Em algumas ocasiões, parte da equipe chegou a apontar para a produção que considerava desnecessária a presença de um coordenador de intimidade. “Trabalhei em estúdios em que se tentava forçar os atores a fazer coisas que eles não queriam. A maioria tem limites muito sérios quando se trata de ficar nu e no final é o corpo deles que ficará na tela por toda a eternidade”, acrescenta Blumenthal. Ambas afirmam que contratos e castings ambíguos continuam a ser fontes de conflito. Uma atriz ficou chocada quando Blumenthal lhe perguntou se ela estava pronta para a sequência com os peitos nus que iria filmar, algo que ela desconhecia.

Paul Mescal e Daisy Edgar-Jones, em uma sequência de ‘Normal people’. / HULU / EL PAÍS
Paul Mescal e Daisy Edgar-Jones, em uma sequência de ‘Normal people’. / HULU / EL PAÍS Hulu (EL PAÍS)

Mas os problemas também podem vir dos próprios coordenadores de intimidade. Morris, de origem panamenha, é uma das poucas trabalhadoras do setor nem branca, nem 100% anglo-saxã. Com menos de cem profissionais em todo o planeta, a representatividade de diferentes etnias, orientações e identidades sexuais ou origens geográficas é muito limitada. Na Espanha há uma aprendiz de O’Brien que está dando os primeiros passos, segundo sua orientadora. As mulheres dominam a profissão. Dos 60 coordenadores que Blumenthal conhece, apenas cinco são homens.

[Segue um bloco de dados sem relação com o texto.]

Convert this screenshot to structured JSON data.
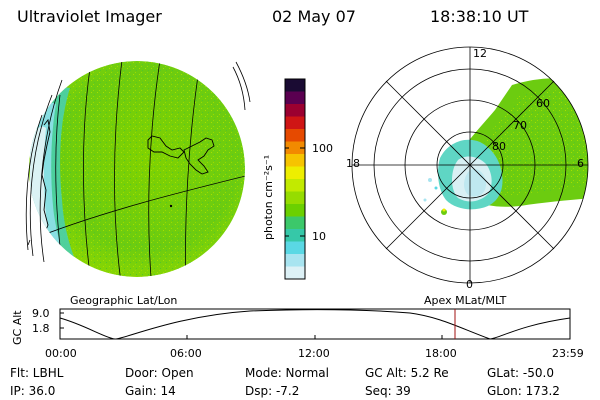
{
  "header": {
    "instrument": "Ultraviolet Imager",
    "date": "02 May 07",
    "time": "18:38:10 UT"
  },
  "colorbar": {
    "unit_label": "photon cm⁻²s⁻¹",
    "ticks": [
      "100",
      "10"
    ],
    "colors": [
      "#1a0b33",
      "#5a0050",
      "#9b0030",
      "#cf1515",
      "#e64a00",
      "#f28a00",
      "#f6c400",
      "#eeee00",
      "#c2ea00",
      "#96dc00",
      "#6bd000",
      "#3cc86a",
      "#36c8a8",
      "#5ad8e4",
      "#a8e4f0",
      "#ddf1f6"
    ]
  },
  "polar_plot": {
    "lat_labels": [
      "80",
      "70",
      "60"
    ],
    "mlt_labels": [
      "12",
      "18",
      "6",
      "0"
    ]
  },
  "map_labels": {
    "left": "Geographic Lat/Lon",
    "right": "Apex MLat/MLT"
  },
  "orbit": {
    "axis_title": "GC Alt",
    "y_ticks": [
      "9.0",
      "1.8"
    ],
    "x_ticks": [
      "00:00",
      "06:00",
      "12:00",
      "18:00",
      "23:59"
    ],
    "current_time_marker_color": "#a01010"
  },
  "info": {
    "flt": "Flt: LBHL",
    "ip": "IP: 36.0",
    "door": "Door: Open",
    "gain": "Gain: 14",
    "mode": "Mode: Normal",
    "dsp": "Dsp:    -7.2",
    "gc_alt": "GC Alt: 5.2 Re",
    "seq": "Seq: 39",
    "glat": "GLat: -50.0",
    "glon": "GLon: 173.2"
  }
}
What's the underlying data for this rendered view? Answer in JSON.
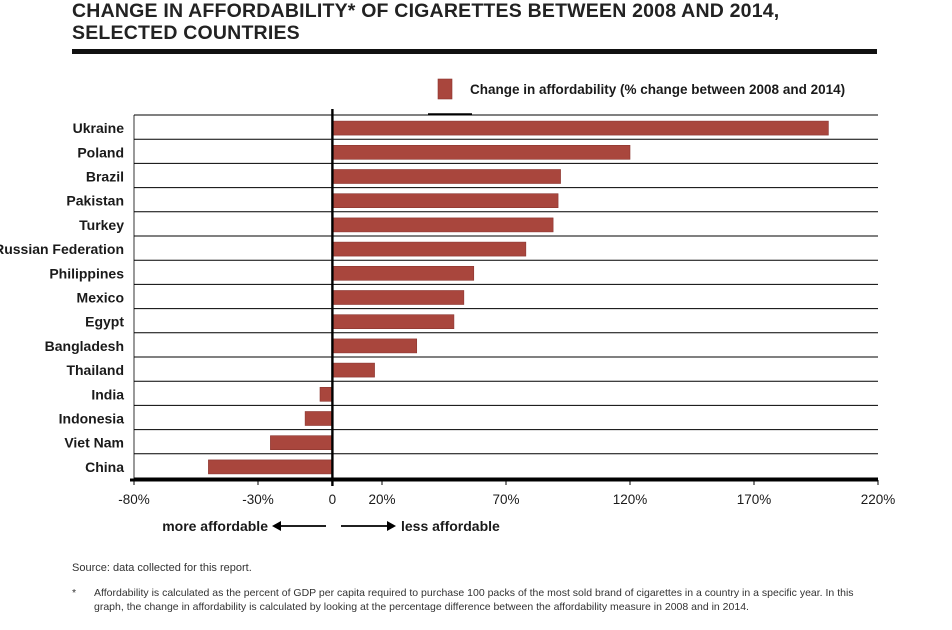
{
  "title": "CHANGE IN AFFORDABILITY* OF CIGARETTES BETWEEN 2008 AND 2014, SELECTED COUNTRIES",
  "source": "Source: data collected for this report.",
  "footnote_marker": "*",
  "footnote": "Affordability is calculated as the percent of GDP per capita required to purchase 100 packs of the most sold brand of cigarettes in a country in a specific year. In this graph, the change in affordability is calculated by looking at the percentage difference between the affordability measure in 2008 and in 2014.",
  "colors": {
    "bar": "#a9463d",
    "bar_edge": "#8a3530",
    "axis": "#000000",
    "grid": "#000000"
  },
  "chart_data": {
    "type": "bar",
    "orientation": "horizontal",
    "categories": [
      "Ukraine",
      "Poland",
      "Brazil",
      "Pakistan",
      "Turkey",
      "Russian Federation",
      "Philippines",
      "Mexico",
      "Egypt",
      "Bangladesh",
      "Thailand",
      "India",
      "Indonesia",
      "Viet Nam",
      "China"
    ],
    "series": [
      {
        "name": "Change in affordability (% change between 2008 and 2014)",
        "values": [
          200,
          120,
          92,
          91,
          89,
          78,
          57,
          53,
          49,
          34,
          17,
          -5,
          -11,
          -25,
          -50
        ]
      }
    ],
    "xlim": [
      -80,
      220
    ],
    "xticks": [
      "-80%",
      "-30%",
      "0",
      "20%",
      "70%",
      "120%",
      "170%",
      "220%"
    ],
    "xtick_values": [
      -80,
      -30,
      0,
      20,
      70,
      120,
      170,
      220
    ],
    "legend_position": "top-right",
    "annotations": {
      "left": "more affordable",
      "right": "less affordable"
    }
  }
}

Alguns profissionais também demonstraram pouco treinamento e excessivo afã de protagonismo no set, segundo artigo do The Hollywood Reporter. Por isso, Blumenthal colaborou no desenvolvimento recente de diretrizes emitidas pelo sindicato de atores dos Estados Unidos para profissionalizar ainda mais os coordenadores de intimidade. Entre outras medidas, propõe-se a obrigatoriedade de acumular treinamento e experiência e um registo oficial. Elas mesmas concordam em reforçar as garantias. No final das contas, trata-se de seu campo de trabalho: a confiança.